Adversarial Object Hallucination Attacks in Video-Language Models via Intermediate Feature Alignment
Keywords: Video Large Language Models, Adversarial Attack, Object Hallucination
Abstract: Video Large Language Models (Vid-LLMs) have rapidly advanced video understanding, yet their robustness against semantic adversarial manipulation, especially object hallucination, remains largely unexplored. We introduce Adversarial Object Hallucination (AOH), a novel attack that compels Vid-LLMs to ``see" non-existent objects in videos by injecting visually imperceptible perturbations. Unlike prior attacks limited to inputs or outputs of videos, AOH directly manipulates intermediate connector features, aligning them with representations from a target video to induce controllable hallucinations. To systematically assess this threat, we curate a benchmark of 535 clean/target video pairs with high-quality VQA annotations.
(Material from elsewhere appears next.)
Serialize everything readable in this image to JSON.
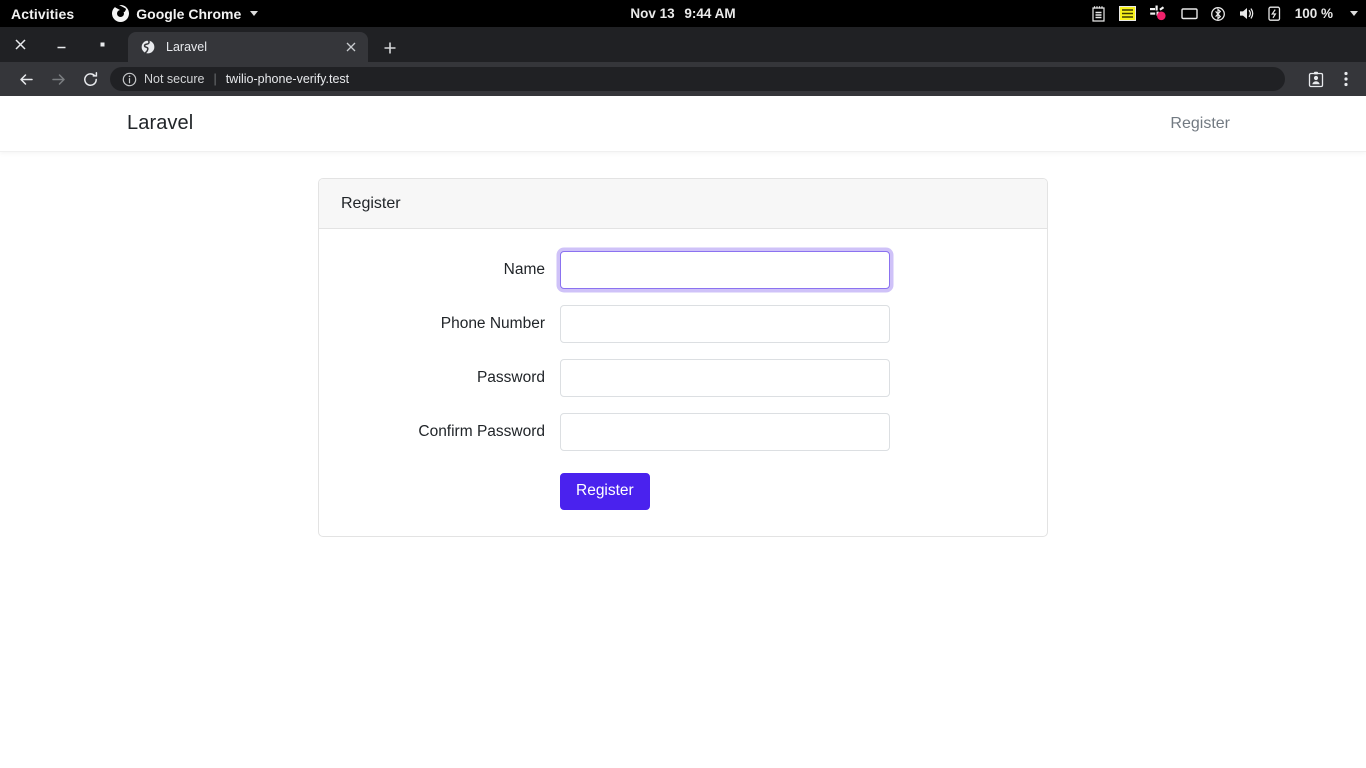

Extensive experiments show that AOH poses a severe threat to state-of-the-art Vid-LLMs, achieving highly effective attacks with alarming \emph{cross-scale transferability}: adversarial examples optimized on smaller models transfer even more strongly to larger counterparts of the same architecture, amplifying attack impact while reducing adversarial cost. Further analyses reveal that perturbations encode semantic object contours, while Grad-CAM highlights their covert influence. These findings expose a severe and previously overlooked vulnerability in Vid-LLMs, raising urgent concerns about their secure deployment and providing a foundation for future adversarial research in video-language modeling.